For me, my congregation has become very uninviting, in part because my observations strike me as an underperformer, and in part because they have not invited me to do any planning or anything else requiring thinking or analysis, effectively disengaging me.  They've become more of a limited clique, with me not in it, assembling a trough, then inviting snouts to immerse in it.  There are online options, including a Rabbi class that's been among one of his best.  I get the sermons but when I commented and challenged one I got a polite thank you rather than a more erudite discussion in return.  I no longer read them.  When I agreed to pre-record the Yom Kippur Torah reading for them, they would not take out a scroll for me to read from while they ran the video camera.  My response is really one of not liking the trappings amid inferior substance, much like I abhorred those Model Seders from Hebrew School decades ago.  Disappointment and irritation circles that intersect.

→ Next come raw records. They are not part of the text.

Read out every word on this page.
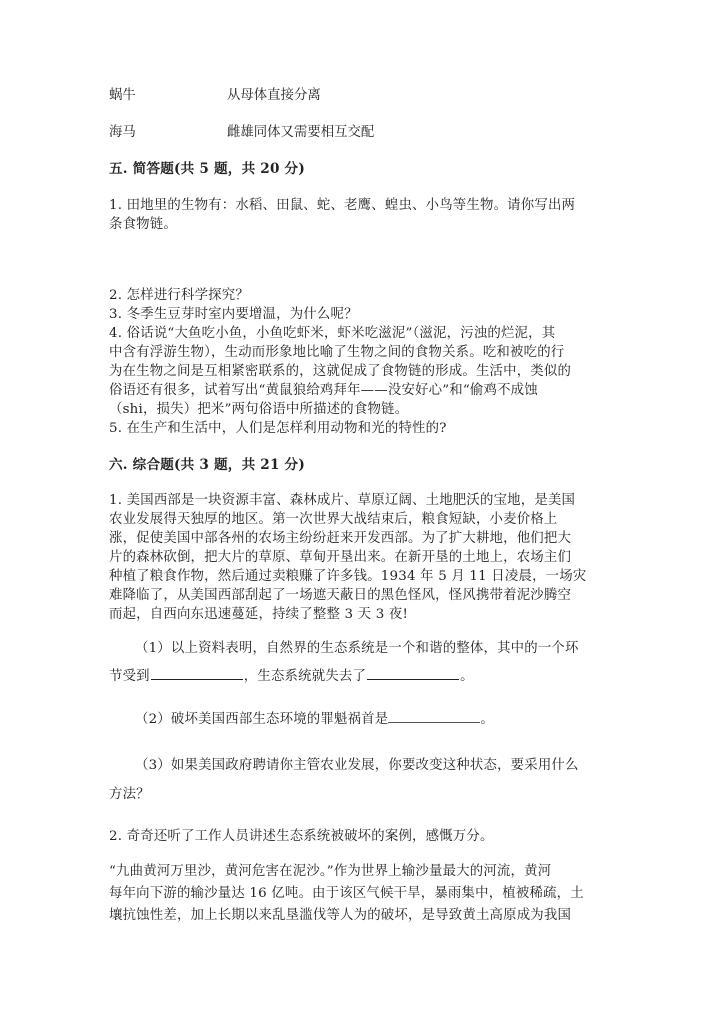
蜗牛	从母体直接分离
海马	雌雄同体又需要相互交配
五. 简答题(共 5 题，共 20 分)
1. 田地里的生物有：水稻、田鼠、蛇、老鹰、蝗虫、小鸟等生物。请你写出两
条食物链。
2. 怎样进行科学探究？
3. 冬季生豆芽时室内要增温，为什么呢？
4. 俗话说“大鱼吃小鱼，小鱼吃虾米，虾米吃滋泥”（滋泥，污浊的烂泥，其
中含有浮游生物），生动而形象地比喻了生物之间的食物关系。吃和被吃的行
为在生物之间是互相紧密联系的，这就促成了食物链的形成。生活中，类似的
俗语还有很多，试着写出“黄鼠狼给鸡拜年——没安好心”和“偷鸡不成蚀
（shi，损失）把米”两句俗语中所描述的食物链。
5. 在生产和生活中，人们是怎样利用动物和光的特性的?
六. 综合题(共 3 题，共 21 分)
1. 美国西部是一块资源丰富、森林成片、草原辽阔、土地肥沃的宝地，是美国
农业发展得天独厚的地区。第一次世界大战结束后，粮食短缺，小麦价格上
涨，促使美国中部各州的农场主纷纷赶来开发西部。为了扩大耕地，他们把大
片的森林砍倒，把大片的草原、草甸开垦出来。在新开垦的土地上，农场主们
种植了粮食作物，然后通过卖粮赚了许多钱。1934 年 5 月 11 日凌晨，一场灾
难降临了，从美国西部刮起了一场遮天蔽日的黑色怪风，怪风携带着泥沙腾空
而起，自西向东迅速蔓延，持续了整整 3 天 3 夜!
（1）以上资料表明，自然界的生态系统是一个和谐的整体，其中的一个环
节受到	，生态系统就失去了	。
（2）破坏美国西部生态环境的罪魁祸首是	。
（3）如果美国政府聘请你主管农业发展，你要改变这种状态，要采用什么
方法？
2. 奇奇还听了工作人员讲述生态系统被破坏的案例，感慨万分。
“九曲黄河万里沙，黄河危害在泥沙。”作为世界上输沙量最大的河流，黄河
每年向下游的输沙量达 16 亿吨。由于该区气候干旱，暴雨集中，植被稀疏，土
壤抗蚀性差，加上长期以来乱垦滥伐等人为的破坏，是导致黄土高原成为我国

I suspect the folks in charge are aware that non-engagement has some very negative consequences, especially when you need to ask people for large amounts of money.  They may have an in-crowd but they don't have a well-heeled in-crowd.  So the honchos embarked on a project that's been done successfully at least once before.  Their Board of Governors divided up the congregational member list and assigned a member to call each household.  I do not know if they were given a script or if the intent was to get feedback or to shake members down for donations or just to remind them of what the congregation offered.  My shul still insists on looking at their membership as households rather than people within households, much to their detriment I think, so if somebody answers the phone, the task completion box gets a checkmark.

Our call, which never became my call, was assigned to the person I would have chosen to do it, a fellow of immense Jewish capacity and nimble mind.  My wife answered the phone, conveyed the fulfillment of the call to me later, even though I was working in My Space at the time.  I guess if I was blackballed from being a meaningful contributor over time I did not need to offer a momentary statement now either.